Con il decreto Ristori, pubblicato in Gazzetta Ufficiale due giorni fa, vedono il loro ingresso nell’era telematica del processo penale anche le indagini preliminari. Dopo i tentativi di introdurre il processo penale da remoto, ribaditi anche in questo provvedimento e che non trovano e non troveranno il favore dei penalisti in virtù dell’intangibilità del principio dell’oralità, cardine della formazione in contraddittorio della prova nel processo penale (per quanto concerne, dunque, la fase dibattimentale), si può accogliere con discreto apprezzamento quest’ultima novella.

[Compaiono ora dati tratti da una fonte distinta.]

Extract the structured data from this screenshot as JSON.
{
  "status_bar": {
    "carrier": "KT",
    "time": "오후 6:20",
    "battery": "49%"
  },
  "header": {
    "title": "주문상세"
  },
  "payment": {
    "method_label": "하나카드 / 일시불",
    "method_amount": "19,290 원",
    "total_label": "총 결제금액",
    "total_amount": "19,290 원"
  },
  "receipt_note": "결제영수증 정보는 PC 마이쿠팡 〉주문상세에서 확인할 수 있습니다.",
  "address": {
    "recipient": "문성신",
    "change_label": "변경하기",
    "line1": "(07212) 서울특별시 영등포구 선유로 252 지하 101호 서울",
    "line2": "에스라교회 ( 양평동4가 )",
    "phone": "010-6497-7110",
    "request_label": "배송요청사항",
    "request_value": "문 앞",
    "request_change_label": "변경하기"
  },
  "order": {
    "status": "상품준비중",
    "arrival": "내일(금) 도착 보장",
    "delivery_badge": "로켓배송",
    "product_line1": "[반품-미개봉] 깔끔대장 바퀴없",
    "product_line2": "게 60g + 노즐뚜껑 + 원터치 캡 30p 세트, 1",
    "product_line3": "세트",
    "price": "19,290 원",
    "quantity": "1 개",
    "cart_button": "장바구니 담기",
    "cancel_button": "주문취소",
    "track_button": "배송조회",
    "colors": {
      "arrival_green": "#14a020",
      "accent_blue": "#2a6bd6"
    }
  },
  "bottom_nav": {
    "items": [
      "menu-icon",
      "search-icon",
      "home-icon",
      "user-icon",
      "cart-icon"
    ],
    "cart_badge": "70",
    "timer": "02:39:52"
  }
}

Senza dubbio può essere considerata una rivoluzione la previsione del deposito di taluni atti, memorie difensive, documenti, richieste e istanze mediante i portali telematici delle Procure della Repubblica, così come l’aver conferito valore legale al deposito a mezzo posta elettronica certificata di atti diversi da quelli menzionati. In tal modo, non solo si riduce il rischio di contagio da Covid-19 grazie alla ridotta presenza di persone negli uffici giudiziari, ma si abbassano sensibilmente i costi, in termini di risorse economiche e personali, dei difensori.
La vera novità, però, è costituita dalla possibilità del compimento di taluni atti di indagine da remoto, i quali richiedono la partecipazione della persona sottoposta alle indagini, della persona offesa, del difensore (salvo che questi si opponga quando l’atto richiede la sua presenza), di consulenti o di esperti. Il decreto, quindi, prevede che tali soggetti possano essere ascoltati recandosi presso l’ufficio di polizia giudiziaria più vicino al luogo di residenza, sempre che quest’ultimo sia dotato della strumentazione idonea al compimento dell’atto anche in termini disegretezza di quest’ultimo; il difensore può partecipare telematicamente dal proprio studio oppure può decidere di presenziare dal sito in cui è presente il suo assistito.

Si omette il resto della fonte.